Taken in the Southwest USA in a slot canyon with a Nikon system.” Parallel Lines” is the first in a series of images shot on film in one of my favorite places in all the world, the slot canyons of the American Southwest. These canyons are unique, gorgeous, magical, and carry a special meaning to the original peoples of the area. As Rulan Tangen wrote in the introduction to my book “Humanlandscapes“…

It is impossible to disentangle human imagery from that of nature–hair as twisted grass, slivers of moon as fingernails, ribs, or arms, fingers as tree branches, feet as roots, eyes as stars, and veins as rivers. The Milky Way was a great female cleft to the Mayans, as the slot canyons are to others–the emergence point of humanity and creation. Where does the land end and self begin–only you can decide.
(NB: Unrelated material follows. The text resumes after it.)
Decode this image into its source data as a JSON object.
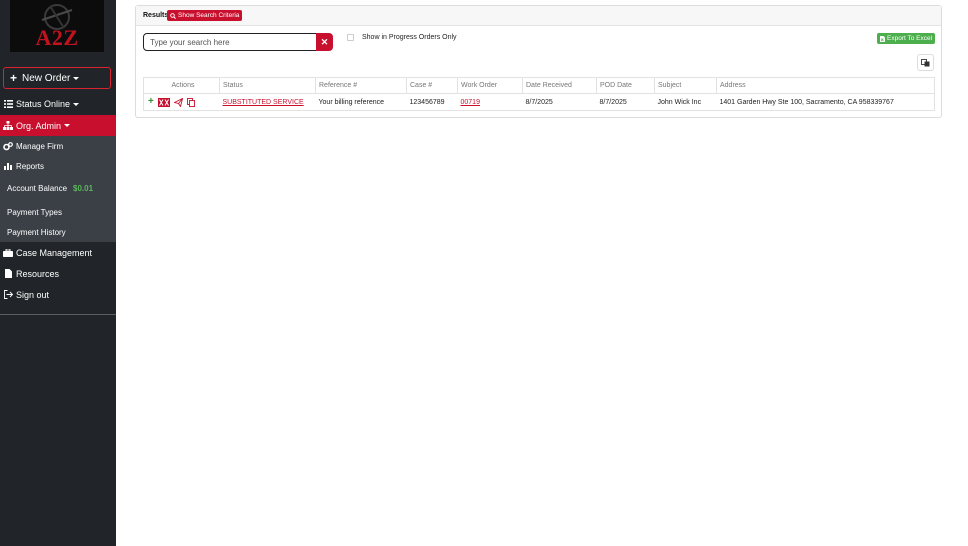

The process of erosion of the earth’s crust by wind and water over many centuries of time has sculptured the stone into sensuous and feminine lines. One of the largest and most famous of these slot canyons is the “Narrows” in the heart of Zion National Park. Walking into this canyon when the flow from the Virgin River is low in the late summer is truly a religious experience, with the swirling canyon walls soaring hundreds of feet into the sky, and spectacular light cascading brilliant colors everywhere. This beauty is simply too amazing to ignore, and the rewards for finding and exploring theseĀ  varied places are great. There are literally hundreds of smaller slot canyons scattered throughout the Southwest and we will visit several more before moving on to other topics. The forces of nature are visible everywhere in this area, with the water being the most powerful. During the summer, the washes leading into the slots are dry and calm, with little hint as to the raging torrents that can develop with little warning and lead to fatal outcomes for the unwary. There is an IMAX theater just outside of Zion National Park with a fabulous show that will give you a visual tour of some canyons and the power of the storms. If you visit this area, I would highly recommend stopping for this show. It is well worth the time and money.